I have a good question. How does a diocese decide and/or determine where to build a Parish? Is it mostly becasue there are allready a lot of Catholics in that area but no Parish? Or do they just pick any random place to build a Parish?
And also, here in California would you all say that there are more Catholics than any other religion and/or other church denomination???
When I lived in Ohio, my parish was getting very large, about 5500 or 6000 families and most masses were standing room only. It was time for a new parish. They found a halfway point in the area and that's where the new parish went.
I don't know if it's done that way everywhere, but that's how it was done about 20 years ago back in Ohio. :)
about statistics in CA I have no idea but those are avaliable, ask the diocese, and there is a national group who compiles and reports those statistics for the bishops.
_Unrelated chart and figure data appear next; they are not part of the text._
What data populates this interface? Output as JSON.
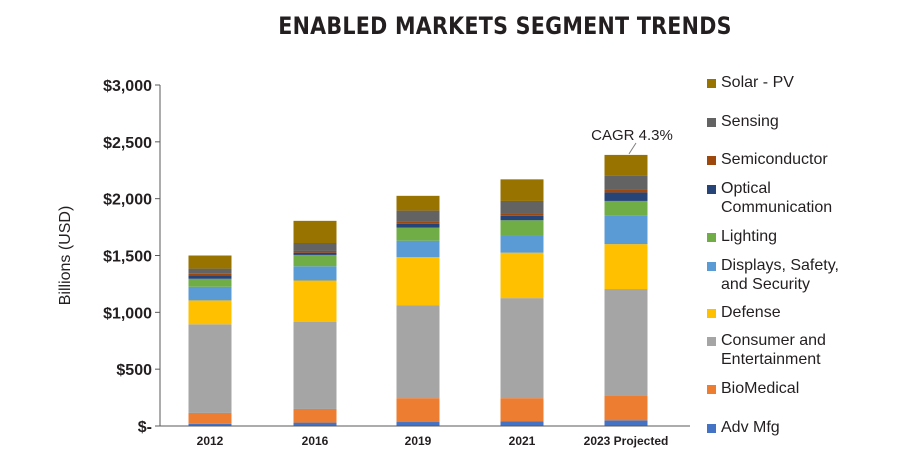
{
  "chart_data": {
    "type": "bar",
    "stacked": true,
    "title": "ENABLED MARKETS SEGMENT TRENDS",
    "ylabel": "Billions (USD)",
    "xlabel": "",
    "ylim": [
      0,
      3000
    ],
    "yticks": [
      0,
      500,
      1000,
      1500,
      2000,
      2500,
      3000
    ],
    "ytick_labels": [
      "$-",
      "$500",
      "$1,000",
      "$1,500",
      "$2,000",
      "$2,500",
      "$3,000"
    ],
    "categories": [
      "2012",
      "2016",
      "2019",
      "2021",
      "2023 Projected"
    ],
    "grid": false,
    "legend_position": "right",
    "series": [
      {
        "name": "Adv Mfg",
        "color": "#4472c4",
        "values": [
          20,
          30,
          35,
          40,
          50
        ]
      },
      {
        "name": "BioMedical",
        "color": "#ed7d31",
        "values": [
          95,
          120,
          210,
          205,
          220
        ]
      },
      {
        "name": "Consumer and Entertainment",
        "color": "#a5a5a5",
        "values": [
          780,
          765,
          815,
          880,
          935
        ]
      },
      {
        "name": "Defense",
        "color": "#ffc000",
        "values": [
          210,
          365,
          425,
          400,
          395
        ]
      },
      {
        "name": "Displays, Safety, and Security",
        "color": "#5b9bd5",
        "values": [
          120,
          125,
          145,
          155,
          255
        ]
      },
      {
        "name": "Lighting",
        "color": "#70ad47",
        "values": [
          70,
          100,
          115,
          130,
          125
        ]
      },
      {
        "name": "Optical Communication",
        "color": "#264478",
        "values": [
          30,
          20,
          35,
          40,
          75
        ]
      },
      {
        "name": "Semiconductor",
        "color": "#9e480e",
        "values": [
          15,
          15,
          20,
          20,
          25
        ]
      },
      {
        "name": "Sensing",
        "color": "#636363",
        "values": [
          45,
          70,
          95,
          110,
          120
        ]
      },
      {
        "name": "Solar - PV",
        "color": "#997300",
        "values": [
          115,
          195,
          130,
          190,
          185
        ]
      }
    ],
    "annotation": {
      "text": "CAGR 4.3%",
      "category": "2023 Projected"
    }
  },
  "legend": {
    "items": [
      {
        "label": "Solar - PV",
        "color": "#997300"
      },
      {
        "label": "Sensing",
        "color": "#636363"
      },
      {
        "label": "Semiconductor",
        "color": "#9e480e"
      },
      {
        "label": "Optical\nCommunication",
        "color": "#264478"
      },
      {
        "label": "Lighting",
        "color": "#70ad47"
      },
      {
        "label": "Displays, Safety,\nand Security",
        "color": "#5b9bd5"
      },
      {
        "label": "Defense",
        "color": "#ffc000"
      },
      {
        "label": "Consumer and\nEntertainment",
        "color": "#a5a5a5"
      },
      {
        "label": "BioMedical",
        "color": "#ed7d31"
      },
      {
        "label": "Adv Mfg",
        "color": "#4472c4"
      }
    ]
  }
}
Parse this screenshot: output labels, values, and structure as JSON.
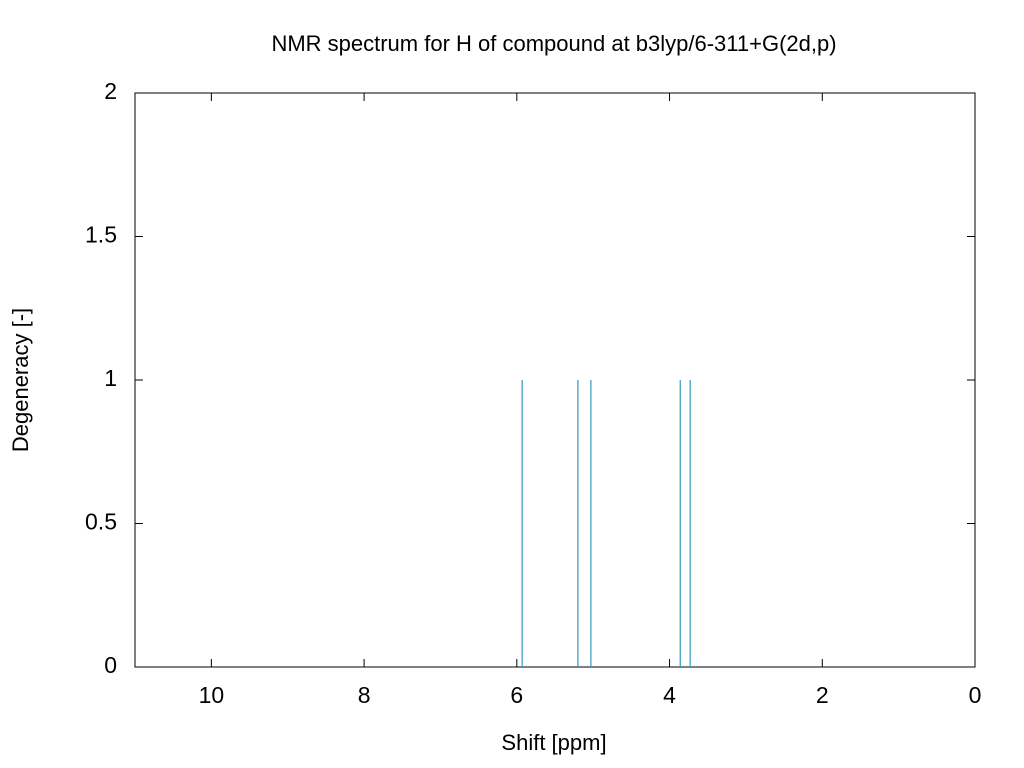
{
  "chart_data": {
    "type": "stem",
    "title": "NMR spectrum for H of compound at b3lyp/6-311+G(2d,p)",
    "x_label": "Shift [ppm]",
    "y_label": "Degeneracy [-]",
    "x": [
      5.93,
      5.2,
      5.03,
      3.86,
      3.73
    ],
    "values": [
      1,
      1,
      1,
      1,
      1
    ],
    "color": "#3399bb",
    "xlim": [
      11,
      0
    ],
    "xticks": [
      10,
      8,
      6,
      4,
      2,
      0
    ],
    "ylim": [
      0,
      2
    ],
    "yticks": [
      0,
      0.5,
      1,
      1.5,
      2
    ],
    "grid": false
  }
}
the decision on where to build a parish (or when to close an existing one) depends mainly on population, if there is a significant group of Catholics who is not being served, or conversely if there is no longer a significant Catholic population in a neighborhood to support a parish. Until a parish is self-supporting it may be run as a mission staffed by priests and lay volunteers from another parish, but the goal is usually to make it self supporting and have a permanent pastor and building as soon as possible.
Cost and availability of land is of course another factor, as is the availability of priests to staff new parishes.
Our new church (not new parish) will be built away from the center city, where it is close to the other two parishes, and in the exact geographical center of our boundaries, but will serve a huge population north and west of us who are now several miles away from the nearest church for Mass, CCD etc., and where there is rapid growth. This bishop and probably the new bishop will also be concerned with rapid growth in the northern part of the diocese and work on turning missions into parishes or establishing new parishes. Also many of the former colonias are now more stable growing communities and new parishes have been established, or missions have graduated to parishes, in those places.
this is true many places in Texas and I believe also CA, that where there is a siginificant minority population if new residents, such as Vietnamese, Filipino etc. the bishop may decided in consultation with that community that they need a parish where they can worship and be catechized in their own language and traditions and often invites priests from among that group to establish parishes to serve their needs.